Litigation Disclosure: Navigating the Dual Compliance Mandate (IPO to Post-Listing)
The Investor’s Right to Know: A Foundation of Ownership
When a company executes an Initial Public Offering (IPO), every investor, down to the smallest shareholder, becomes a “member” and, by definition under Section 2(55) of the Companies Act, 2013, a part-owner. This fundamental relationship places an absolute obligation on the company to provide a clear and reliable picture of the enterprise they are buying into.
Our focus is the mandatory disclosure of material litigation a crucial area regulated by SEBI at both the pre-IPO and post-listing stages.
1. Pre-IPO Disclosure: The DRHP Requirement (ICDR, 2018)
The Securities and Exchange Board of India (SEBI) mandates comprehensive disclosure via the Draft Red Herring Prospectus (DRHP) under the Issue of Capital and Disclosure Requirements (ICDR) Regulations, 2018.
The DRHP must feature a dedicated “Legal and Other Information” section (Schedule VI, Part A, Clause 12) detailing pending disputes that could impact the company’s financial health, operations, or reputation.
The Disclosure Threshold: What Constitutes Materiality?
For legal disclosures in the DRHP, the company must apply either its Board-approved Materiality Policy or the specific quantitative thresholds prescribed by ICDR, whichever results in a lower, more conservative threshold:
| Category | Disclosure Required If Lower of: |
| Material Litigation | 2% of Turnover (latest consolidated FS) OR 2% of Net Worth (latest consolidated FS) OR 5% of the Average Absolute PAT (last 3 years) |
Key Areas of Mandatory Disclosure:
Criminal & Regulatory Actions: All criminal cases, regulatory/statutory actions, and disciplinary actions by SEBI or Stock Exchanges involving the company, its Directors, Promoters, and Subsidiaries.
Tax Disputes: Consolidated summary of direct and indirect tax disputes, including the total amount and number of cases.
KMP/SMP Cases: Criminal and regulatory cases involving Key Managerial Personnel (KMPs) and Senior Management Personnel (SMPs).
2. Post-Listing Disclosure: The Continuous Mandate (LODR, 2015)
The disclosure philosophy established for the IPO does not lapse upon listing; it transitions into a continuous obligation under the SEBI (Listing Obligations and Disclosure Requirements) (LODR) Regulations, 2015.
Regulation 30 requires the company to promptly disclose any material event or information that could potentially influence investor decisions.
Post-Listing Materiality Benchmarks
While litigation falls under the general materiality category (Schedule III, Para B), the company’s Board-approved Materiality Policy (Regulation 30(4)(i)) and the SEBI Industry Standards Note serve as the practical guidance.

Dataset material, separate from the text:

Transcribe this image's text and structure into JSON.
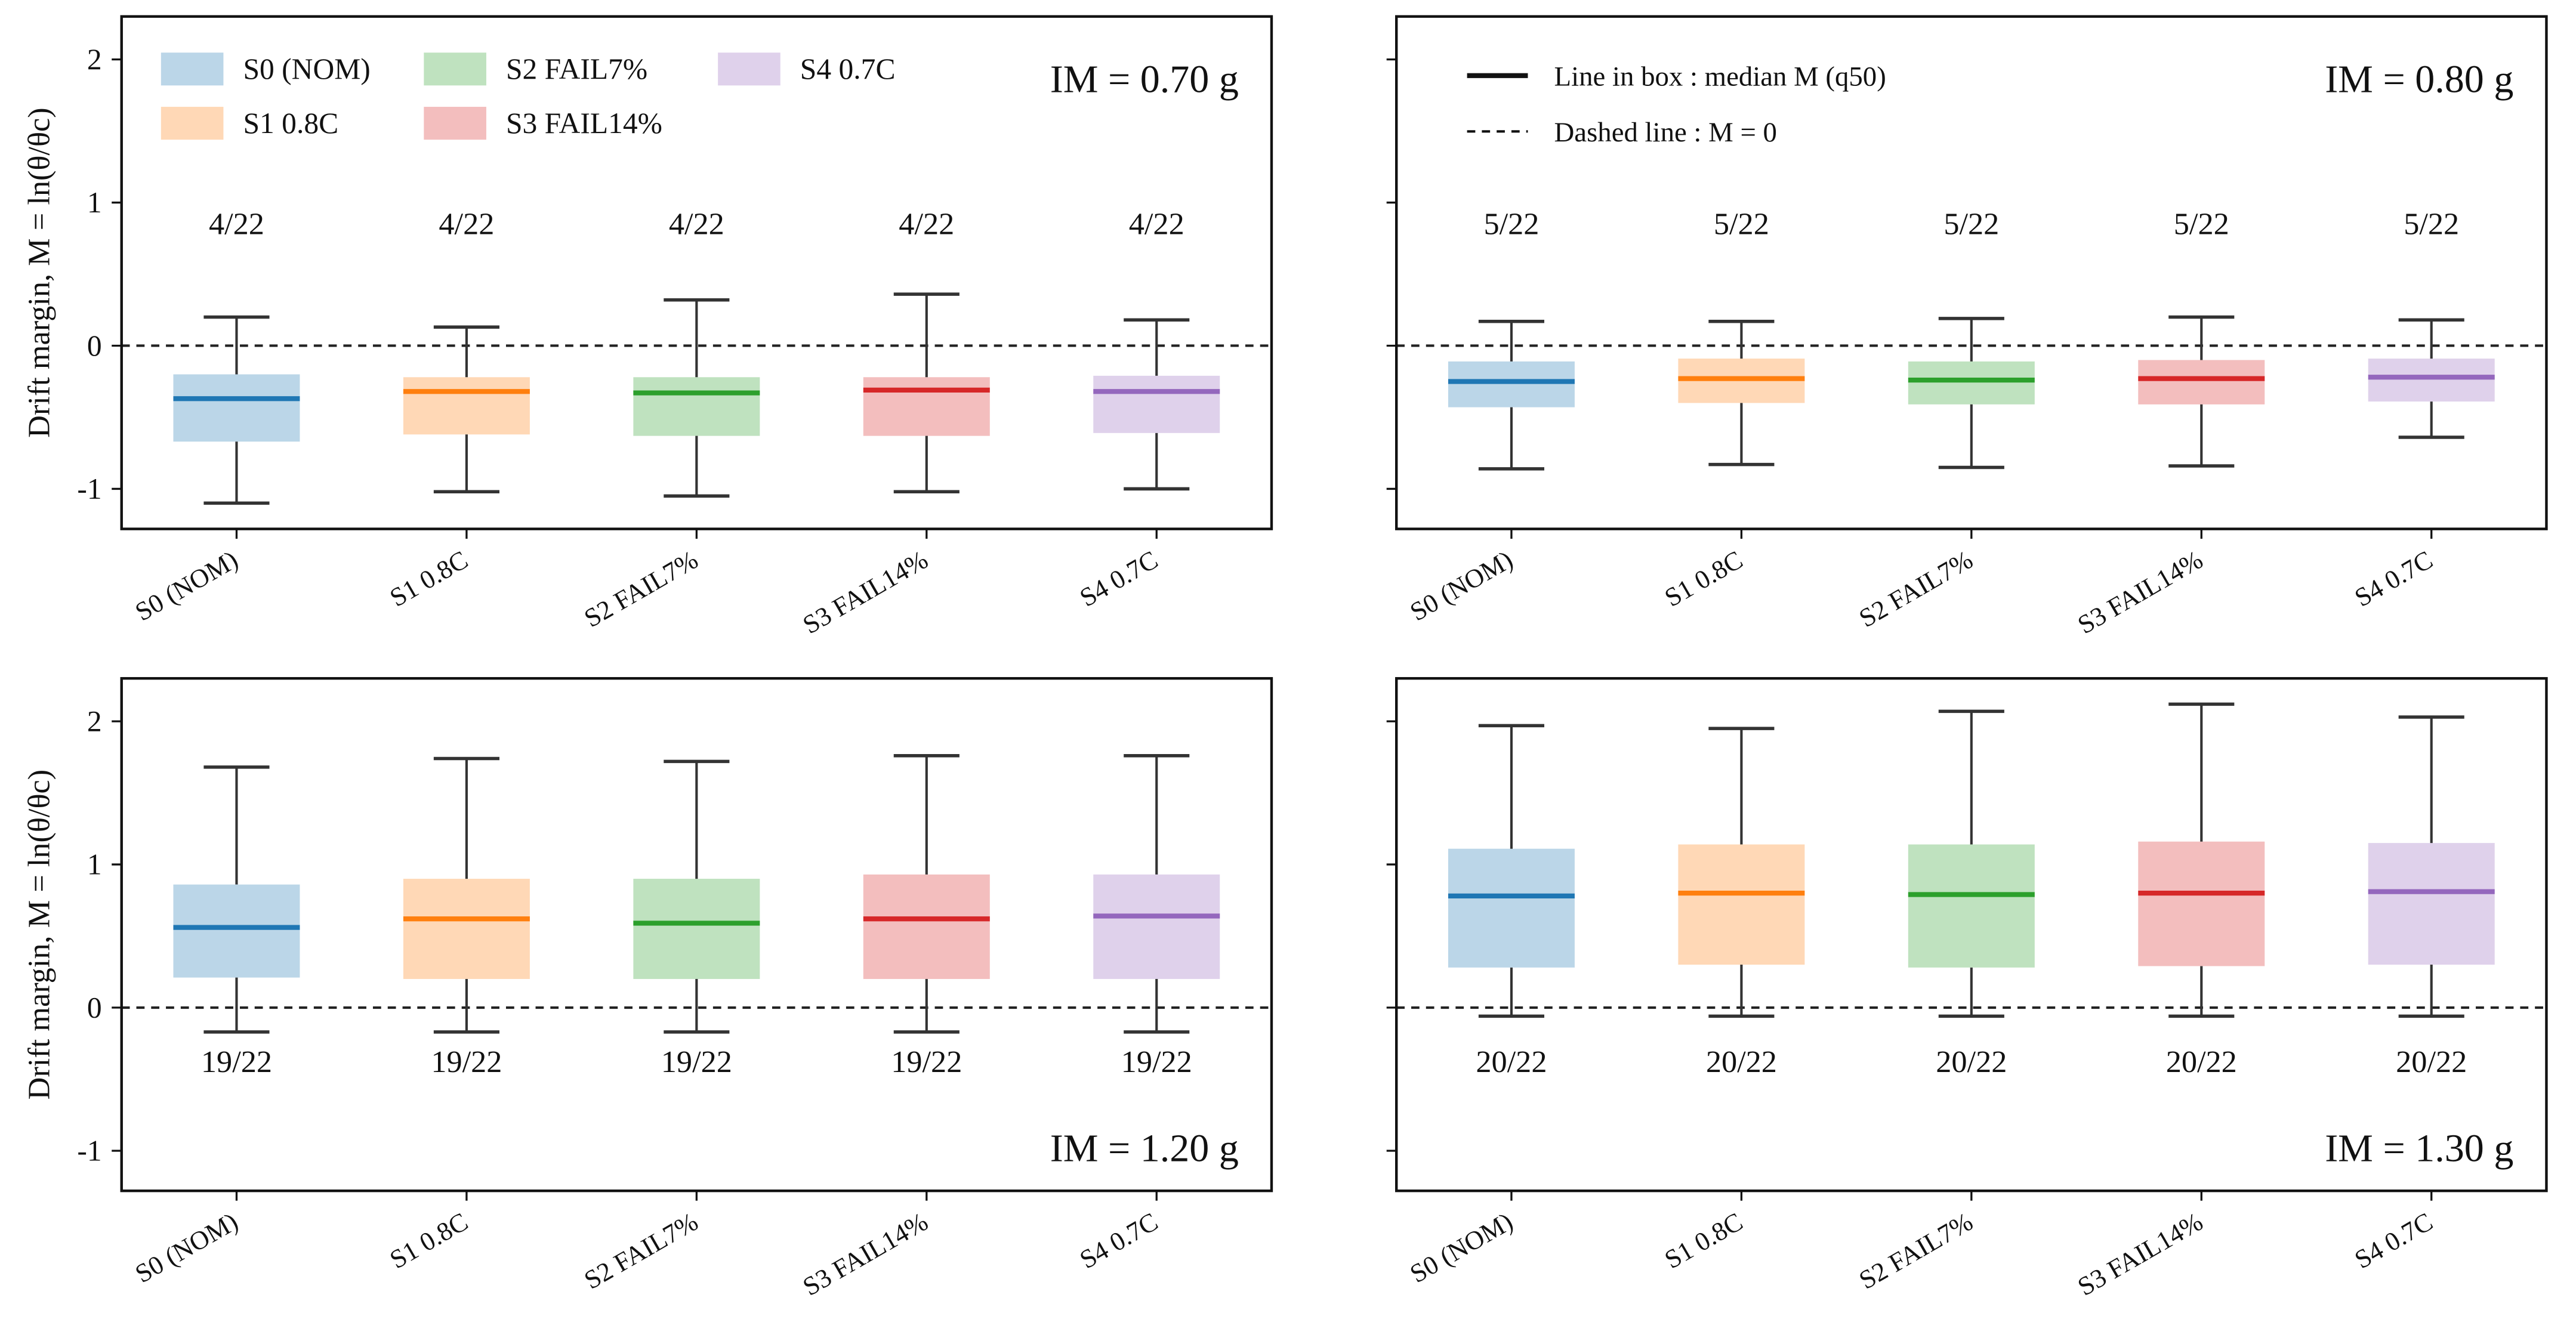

| Action Required | Trigger | Materiality Threshold (for new or significant update in existing cases) |
| Disclosure to Stock Exchanges | Monetary or operational impact meets the company’s Board-approved thresholds | Lower of: ≥2% of Turnover OR ≥5% of Average PAT (last 3 years) |
Consistency is Key to Compliance
The materiality policy used to guide DRHP disclosures must remain aligned with the ongoing framework under LODR. Maintaining this consistency:
Reduces Regulatory Observations: Prevents SEBI or Stock Exchanges from raising questions about shifts in disclosure practices.
Builds Market Confidence: Demonstrates that the company treats disclosure as a continuing responsibility a cornerstone of good corporate governance.
PKPK & Partners Advisory: We encourage clients to follow the best practice of voluntary disclosure of positive legal outcomes, even if they fall below the technical materiality threshold. This proactive approach reinforces investor trust, provided the company maintains consistency in its disclosure frequency and detail.